Thousands wine up and wave at Caribana carnival
Thousands gathered in downtown Toronto on Saturday to take in the sea of colours and the rhythmic beats that make up the city's annual Caribana parade.
The sun was beaming throughout the day as Torontonians and tourists from all over the world attended one of the city's most popular outdoor parties.
The festivities kicked off early Saturday afternoon with a ribbon-cutting ceremony featuring Peter Kent, minister of state of foreign affairs and federal NDP leader Jack Layton.
But it was the intricate and grandiose constumes that caught everybody's attention.
Some costumes needed the help of wheels to move along the parade route as they reached about five metres in height. Skimpy costumes ordained with beads and feather headdresses were also popular among the 15,000 participants who shimmied their way down the parade route on Lake Shore Boulevard..
Layton and his wife, MP Olivia Chow, got into the spirit and dressed in multicolour outfits dancing along to the thumping Soca music.
However, some revellers said they angry about the latest addition to the parade -- a seven-foot high fence that blocked in observers at the side of the road. In some sections the fence measured 12-feet high.
"It's like we're in jail," said one unhappy guest.
Several people were seen trying to climb on top of chairs to get a better view.
One woman who said it was her first time at the parade said she was disappointed because she wasn't able to take good pictures because of the fence.
"If they keep doing this I don't think they're going to get much people coming ever year," she said.

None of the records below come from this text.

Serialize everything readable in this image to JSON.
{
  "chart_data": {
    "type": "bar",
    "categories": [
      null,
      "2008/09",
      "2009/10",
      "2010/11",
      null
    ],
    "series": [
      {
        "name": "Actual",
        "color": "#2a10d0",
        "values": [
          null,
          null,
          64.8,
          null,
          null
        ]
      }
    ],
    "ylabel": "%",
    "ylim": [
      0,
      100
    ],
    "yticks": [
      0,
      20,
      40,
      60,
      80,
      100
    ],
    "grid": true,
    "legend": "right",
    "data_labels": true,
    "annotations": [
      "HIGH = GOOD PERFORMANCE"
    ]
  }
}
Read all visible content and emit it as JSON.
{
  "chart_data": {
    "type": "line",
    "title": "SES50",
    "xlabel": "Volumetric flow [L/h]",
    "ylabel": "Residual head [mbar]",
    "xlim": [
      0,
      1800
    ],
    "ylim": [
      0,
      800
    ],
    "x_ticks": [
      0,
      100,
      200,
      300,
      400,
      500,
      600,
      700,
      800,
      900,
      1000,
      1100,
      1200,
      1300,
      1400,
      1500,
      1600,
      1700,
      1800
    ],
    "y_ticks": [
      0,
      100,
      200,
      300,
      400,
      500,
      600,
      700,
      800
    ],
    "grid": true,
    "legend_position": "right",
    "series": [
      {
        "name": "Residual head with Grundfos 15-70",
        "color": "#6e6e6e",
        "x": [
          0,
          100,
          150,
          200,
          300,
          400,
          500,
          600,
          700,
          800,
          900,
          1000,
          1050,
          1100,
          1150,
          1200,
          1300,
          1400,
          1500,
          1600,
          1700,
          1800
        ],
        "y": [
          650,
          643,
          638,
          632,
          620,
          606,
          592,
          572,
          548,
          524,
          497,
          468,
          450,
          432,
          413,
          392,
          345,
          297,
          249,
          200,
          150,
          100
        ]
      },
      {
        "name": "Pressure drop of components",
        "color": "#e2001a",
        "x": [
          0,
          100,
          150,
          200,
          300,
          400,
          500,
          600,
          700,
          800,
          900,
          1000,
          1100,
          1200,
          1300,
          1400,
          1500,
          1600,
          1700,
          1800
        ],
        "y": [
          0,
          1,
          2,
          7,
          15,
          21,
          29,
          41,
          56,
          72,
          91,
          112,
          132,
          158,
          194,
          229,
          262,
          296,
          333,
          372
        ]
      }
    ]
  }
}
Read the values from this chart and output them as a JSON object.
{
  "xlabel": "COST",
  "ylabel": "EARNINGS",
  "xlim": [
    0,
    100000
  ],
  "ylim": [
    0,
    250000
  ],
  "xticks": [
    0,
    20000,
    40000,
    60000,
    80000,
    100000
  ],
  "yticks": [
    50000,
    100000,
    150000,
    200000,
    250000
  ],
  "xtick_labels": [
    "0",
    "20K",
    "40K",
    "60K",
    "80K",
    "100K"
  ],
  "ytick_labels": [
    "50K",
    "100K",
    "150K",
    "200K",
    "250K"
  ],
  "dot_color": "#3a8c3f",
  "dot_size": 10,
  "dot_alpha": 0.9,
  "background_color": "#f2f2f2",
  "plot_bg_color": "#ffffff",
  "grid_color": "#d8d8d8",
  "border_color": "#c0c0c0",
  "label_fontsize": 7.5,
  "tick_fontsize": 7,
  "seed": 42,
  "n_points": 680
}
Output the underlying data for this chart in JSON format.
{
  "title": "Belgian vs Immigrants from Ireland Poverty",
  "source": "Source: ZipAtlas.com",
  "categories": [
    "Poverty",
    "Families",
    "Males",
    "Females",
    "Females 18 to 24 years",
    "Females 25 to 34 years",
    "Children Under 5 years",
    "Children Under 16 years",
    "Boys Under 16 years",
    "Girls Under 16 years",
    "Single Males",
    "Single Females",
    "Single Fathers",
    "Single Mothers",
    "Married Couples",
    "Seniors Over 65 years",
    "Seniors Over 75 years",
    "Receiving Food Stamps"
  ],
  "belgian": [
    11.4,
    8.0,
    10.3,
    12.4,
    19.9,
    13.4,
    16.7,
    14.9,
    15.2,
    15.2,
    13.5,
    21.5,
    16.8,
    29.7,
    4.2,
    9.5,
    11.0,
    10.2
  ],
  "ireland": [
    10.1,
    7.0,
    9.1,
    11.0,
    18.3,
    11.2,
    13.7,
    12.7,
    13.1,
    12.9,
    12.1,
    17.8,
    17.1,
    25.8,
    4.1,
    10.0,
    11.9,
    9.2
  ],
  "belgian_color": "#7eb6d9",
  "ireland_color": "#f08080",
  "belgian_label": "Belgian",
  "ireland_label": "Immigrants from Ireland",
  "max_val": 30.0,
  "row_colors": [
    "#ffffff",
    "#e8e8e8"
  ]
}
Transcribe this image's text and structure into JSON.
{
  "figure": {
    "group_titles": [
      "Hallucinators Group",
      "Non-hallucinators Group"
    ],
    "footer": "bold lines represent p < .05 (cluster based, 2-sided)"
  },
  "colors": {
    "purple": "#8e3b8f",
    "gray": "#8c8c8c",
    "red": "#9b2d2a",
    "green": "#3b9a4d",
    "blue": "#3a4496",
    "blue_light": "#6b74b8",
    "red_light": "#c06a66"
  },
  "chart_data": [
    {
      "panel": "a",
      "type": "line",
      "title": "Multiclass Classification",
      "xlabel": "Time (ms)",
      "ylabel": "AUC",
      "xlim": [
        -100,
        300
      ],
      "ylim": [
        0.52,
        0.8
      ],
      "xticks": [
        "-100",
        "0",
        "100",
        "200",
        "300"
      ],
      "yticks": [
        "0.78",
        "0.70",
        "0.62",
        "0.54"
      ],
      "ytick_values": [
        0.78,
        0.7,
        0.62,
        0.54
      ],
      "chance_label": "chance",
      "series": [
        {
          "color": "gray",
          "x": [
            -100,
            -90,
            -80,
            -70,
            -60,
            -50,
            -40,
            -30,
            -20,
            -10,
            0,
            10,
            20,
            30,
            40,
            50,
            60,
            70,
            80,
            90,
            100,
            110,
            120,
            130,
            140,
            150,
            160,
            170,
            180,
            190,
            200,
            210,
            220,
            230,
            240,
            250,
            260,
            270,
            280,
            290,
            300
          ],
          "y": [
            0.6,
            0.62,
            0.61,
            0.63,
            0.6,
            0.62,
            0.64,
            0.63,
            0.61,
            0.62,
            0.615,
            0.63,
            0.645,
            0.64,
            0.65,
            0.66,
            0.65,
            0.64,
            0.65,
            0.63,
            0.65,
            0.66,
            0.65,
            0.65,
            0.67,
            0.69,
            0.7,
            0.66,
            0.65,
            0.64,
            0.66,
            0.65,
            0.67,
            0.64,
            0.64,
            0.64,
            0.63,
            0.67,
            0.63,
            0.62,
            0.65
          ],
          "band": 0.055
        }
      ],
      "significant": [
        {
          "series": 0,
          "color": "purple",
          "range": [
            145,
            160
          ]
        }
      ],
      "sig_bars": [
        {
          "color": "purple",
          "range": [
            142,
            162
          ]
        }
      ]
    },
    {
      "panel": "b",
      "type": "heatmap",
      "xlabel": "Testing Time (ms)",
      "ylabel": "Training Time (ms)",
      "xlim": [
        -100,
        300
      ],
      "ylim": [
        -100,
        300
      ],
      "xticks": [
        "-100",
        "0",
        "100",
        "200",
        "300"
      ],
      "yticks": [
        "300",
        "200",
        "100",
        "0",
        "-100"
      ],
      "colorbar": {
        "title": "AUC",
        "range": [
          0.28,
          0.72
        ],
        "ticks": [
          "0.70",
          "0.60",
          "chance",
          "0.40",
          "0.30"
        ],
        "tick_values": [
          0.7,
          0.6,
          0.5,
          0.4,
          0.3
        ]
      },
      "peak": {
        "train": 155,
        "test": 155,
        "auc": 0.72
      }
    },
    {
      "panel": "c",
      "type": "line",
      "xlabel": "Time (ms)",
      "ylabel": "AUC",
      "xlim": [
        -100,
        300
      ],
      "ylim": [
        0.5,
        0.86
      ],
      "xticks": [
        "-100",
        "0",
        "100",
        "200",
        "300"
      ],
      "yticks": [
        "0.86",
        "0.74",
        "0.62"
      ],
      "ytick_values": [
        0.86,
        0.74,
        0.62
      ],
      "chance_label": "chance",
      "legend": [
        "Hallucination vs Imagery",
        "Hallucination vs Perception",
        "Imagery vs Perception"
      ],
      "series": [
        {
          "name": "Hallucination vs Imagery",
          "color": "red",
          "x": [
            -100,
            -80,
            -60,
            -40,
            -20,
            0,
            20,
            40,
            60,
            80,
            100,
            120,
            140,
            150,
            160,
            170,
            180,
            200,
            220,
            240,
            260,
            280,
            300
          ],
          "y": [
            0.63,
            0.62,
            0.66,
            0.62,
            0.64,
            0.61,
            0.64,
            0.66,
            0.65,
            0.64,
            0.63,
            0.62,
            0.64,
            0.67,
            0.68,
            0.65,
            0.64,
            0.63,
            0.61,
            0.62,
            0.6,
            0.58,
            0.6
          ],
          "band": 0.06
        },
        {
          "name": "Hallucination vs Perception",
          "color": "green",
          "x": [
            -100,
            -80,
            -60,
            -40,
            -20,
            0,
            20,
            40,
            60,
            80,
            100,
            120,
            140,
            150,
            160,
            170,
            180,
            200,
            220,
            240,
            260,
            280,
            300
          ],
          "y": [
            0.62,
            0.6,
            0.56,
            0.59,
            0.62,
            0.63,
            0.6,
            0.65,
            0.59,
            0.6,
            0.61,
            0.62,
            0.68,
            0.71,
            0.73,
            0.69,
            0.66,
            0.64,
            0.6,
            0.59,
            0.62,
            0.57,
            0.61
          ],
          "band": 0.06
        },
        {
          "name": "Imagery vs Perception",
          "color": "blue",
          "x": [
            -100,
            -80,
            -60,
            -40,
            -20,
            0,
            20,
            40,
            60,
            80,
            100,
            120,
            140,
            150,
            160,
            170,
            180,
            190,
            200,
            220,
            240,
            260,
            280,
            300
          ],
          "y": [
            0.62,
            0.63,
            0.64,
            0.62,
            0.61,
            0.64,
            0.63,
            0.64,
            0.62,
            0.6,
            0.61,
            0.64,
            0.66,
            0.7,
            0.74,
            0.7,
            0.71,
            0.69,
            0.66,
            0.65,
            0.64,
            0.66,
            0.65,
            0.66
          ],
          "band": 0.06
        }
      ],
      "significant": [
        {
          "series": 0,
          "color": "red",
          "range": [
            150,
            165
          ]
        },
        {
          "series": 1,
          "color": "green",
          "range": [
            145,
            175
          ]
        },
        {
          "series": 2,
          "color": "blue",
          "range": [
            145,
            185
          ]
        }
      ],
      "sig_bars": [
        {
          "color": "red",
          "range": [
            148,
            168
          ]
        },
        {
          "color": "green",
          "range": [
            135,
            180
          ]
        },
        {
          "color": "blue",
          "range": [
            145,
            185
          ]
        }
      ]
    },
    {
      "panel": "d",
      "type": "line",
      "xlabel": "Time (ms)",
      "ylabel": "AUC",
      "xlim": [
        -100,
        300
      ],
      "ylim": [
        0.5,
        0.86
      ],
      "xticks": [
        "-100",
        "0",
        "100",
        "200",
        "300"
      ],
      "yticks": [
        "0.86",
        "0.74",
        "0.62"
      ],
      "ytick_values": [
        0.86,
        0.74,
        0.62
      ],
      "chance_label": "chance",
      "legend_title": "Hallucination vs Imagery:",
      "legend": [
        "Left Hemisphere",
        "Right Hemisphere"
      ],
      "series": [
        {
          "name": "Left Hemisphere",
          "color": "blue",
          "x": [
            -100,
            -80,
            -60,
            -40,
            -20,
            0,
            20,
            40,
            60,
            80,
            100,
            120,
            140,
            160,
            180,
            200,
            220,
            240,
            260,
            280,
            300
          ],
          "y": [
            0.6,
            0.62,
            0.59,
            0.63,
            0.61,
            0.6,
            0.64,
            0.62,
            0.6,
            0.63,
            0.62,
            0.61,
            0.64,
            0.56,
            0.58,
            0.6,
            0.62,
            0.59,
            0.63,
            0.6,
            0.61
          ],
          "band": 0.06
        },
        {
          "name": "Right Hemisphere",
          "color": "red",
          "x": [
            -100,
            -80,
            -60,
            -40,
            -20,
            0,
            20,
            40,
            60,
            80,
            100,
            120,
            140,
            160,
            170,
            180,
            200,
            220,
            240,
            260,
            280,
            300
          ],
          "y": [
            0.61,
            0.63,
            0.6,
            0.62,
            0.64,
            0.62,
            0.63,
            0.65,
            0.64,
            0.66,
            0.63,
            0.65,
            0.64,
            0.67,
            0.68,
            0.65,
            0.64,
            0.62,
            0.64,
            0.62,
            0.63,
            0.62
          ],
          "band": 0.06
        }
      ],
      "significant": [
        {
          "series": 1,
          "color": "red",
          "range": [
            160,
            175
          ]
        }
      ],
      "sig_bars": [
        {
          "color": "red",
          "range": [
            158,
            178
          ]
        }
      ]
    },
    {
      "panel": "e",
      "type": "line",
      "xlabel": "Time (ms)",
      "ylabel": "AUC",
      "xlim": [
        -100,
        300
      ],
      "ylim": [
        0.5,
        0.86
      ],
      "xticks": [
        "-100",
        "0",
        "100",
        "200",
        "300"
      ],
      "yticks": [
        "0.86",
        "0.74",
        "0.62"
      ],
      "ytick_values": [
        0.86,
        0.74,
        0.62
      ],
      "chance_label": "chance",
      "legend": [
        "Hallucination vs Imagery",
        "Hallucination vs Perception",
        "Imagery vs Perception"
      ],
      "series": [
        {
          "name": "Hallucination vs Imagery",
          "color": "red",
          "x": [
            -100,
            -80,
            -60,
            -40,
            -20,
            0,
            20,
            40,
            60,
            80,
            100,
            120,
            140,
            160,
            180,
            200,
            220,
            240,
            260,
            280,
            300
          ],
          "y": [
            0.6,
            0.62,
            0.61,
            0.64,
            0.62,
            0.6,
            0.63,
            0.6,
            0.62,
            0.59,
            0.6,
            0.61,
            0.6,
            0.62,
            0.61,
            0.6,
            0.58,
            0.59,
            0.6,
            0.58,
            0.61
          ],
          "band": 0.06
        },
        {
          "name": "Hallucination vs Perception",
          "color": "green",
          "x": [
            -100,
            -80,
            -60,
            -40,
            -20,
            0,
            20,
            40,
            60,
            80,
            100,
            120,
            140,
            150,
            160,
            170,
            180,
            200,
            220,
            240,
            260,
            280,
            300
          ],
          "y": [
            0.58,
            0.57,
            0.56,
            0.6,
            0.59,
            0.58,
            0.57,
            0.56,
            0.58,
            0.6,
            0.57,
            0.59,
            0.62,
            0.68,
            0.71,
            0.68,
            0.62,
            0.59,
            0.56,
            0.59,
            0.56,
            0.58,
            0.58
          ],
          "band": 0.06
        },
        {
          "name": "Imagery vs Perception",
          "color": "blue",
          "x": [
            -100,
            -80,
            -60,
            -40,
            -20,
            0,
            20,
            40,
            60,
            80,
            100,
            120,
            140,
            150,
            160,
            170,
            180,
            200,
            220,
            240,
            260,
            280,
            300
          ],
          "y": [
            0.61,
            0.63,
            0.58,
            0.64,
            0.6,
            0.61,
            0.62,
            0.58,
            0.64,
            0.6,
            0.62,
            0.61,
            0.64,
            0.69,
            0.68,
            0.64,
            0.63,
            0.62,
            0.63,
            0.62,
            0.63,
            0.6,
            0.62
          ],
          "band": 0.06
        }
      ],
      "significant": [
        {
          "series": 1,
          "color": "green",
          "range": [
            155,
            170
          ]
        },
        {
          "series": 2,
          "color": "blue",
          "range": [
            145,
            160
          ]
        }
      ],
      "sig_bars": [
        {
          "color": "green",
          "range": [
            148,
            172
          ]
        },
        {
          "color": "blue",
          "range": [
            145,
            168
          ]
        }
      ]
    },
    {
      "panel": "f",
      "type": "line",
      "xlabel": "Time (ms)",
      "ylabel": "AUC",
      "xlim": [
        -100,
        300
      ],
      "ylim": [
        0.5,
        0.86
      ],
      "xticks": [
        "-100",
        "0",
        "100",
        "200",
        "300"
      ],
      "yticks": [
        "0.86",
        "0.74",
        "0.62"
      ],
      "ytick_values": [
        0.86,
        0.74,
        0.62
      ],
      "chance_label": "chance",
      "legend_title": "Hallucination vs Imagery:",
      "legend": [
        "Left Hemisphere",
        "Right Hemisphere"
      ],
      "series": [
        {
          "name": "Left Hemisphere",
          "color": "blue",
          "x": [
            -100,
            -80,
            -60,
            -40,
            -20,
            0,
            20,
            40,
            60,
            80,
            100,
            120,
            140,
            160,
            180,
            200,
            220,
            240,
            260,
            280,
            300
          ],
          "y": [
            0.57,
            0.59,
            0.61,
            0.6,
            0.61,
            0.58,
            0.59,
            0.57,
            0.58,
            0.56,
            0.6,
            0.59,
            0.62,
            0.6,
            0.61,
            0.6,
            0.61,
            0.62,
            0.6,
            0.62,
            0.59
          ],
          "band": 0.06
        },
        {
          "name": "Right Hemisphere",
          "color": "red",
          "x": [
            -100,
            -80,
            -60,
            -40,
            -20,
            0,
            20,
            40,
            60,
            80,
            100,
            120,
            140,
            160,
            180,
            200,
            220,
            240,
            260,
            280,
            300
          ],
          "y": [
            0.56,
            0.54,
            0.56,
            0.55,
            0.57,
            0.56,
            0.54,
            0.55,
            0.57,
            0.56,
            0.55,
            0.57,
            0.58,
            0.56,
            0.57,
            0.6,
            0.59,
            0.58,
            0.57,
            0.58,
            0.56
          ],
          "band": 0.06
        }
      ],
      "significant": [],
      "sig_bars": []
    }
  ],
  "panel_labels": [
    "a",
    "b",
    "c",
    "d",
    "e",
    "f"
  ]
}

At one point, spectators managed to unlink a section of the fence and hundreds began pouring into the parade route until police managed to get the crowd back under control.
Caribana, a week-long celebration feting Caribbean culture, attracts visitors from all over the U.S. as well as the Caribbean islands. The parade typically brings in about one million people to the city, giving a significant boost to the Toronto's economy.
"They come here for a long period of time and spend money on bars, supplies, costumes...it's a lot more than just paying for a hotel room," said Caribana organizer Stephen Weir about the event's financial contribution to the city.
Toronto Tourism has made promoting Caribana a priority this year, spending $417,000 to market the event in the U.S.
The festival has had some dark moments over the years. In 2003, Terrence R. Ali was beaten to death hours after attending the parade.
His mother Moonie Ali participated in the Caribana parade this year by riding in a Crime Stoppers car, taking advantage of the opportunity to raise awareness for the victims of violence.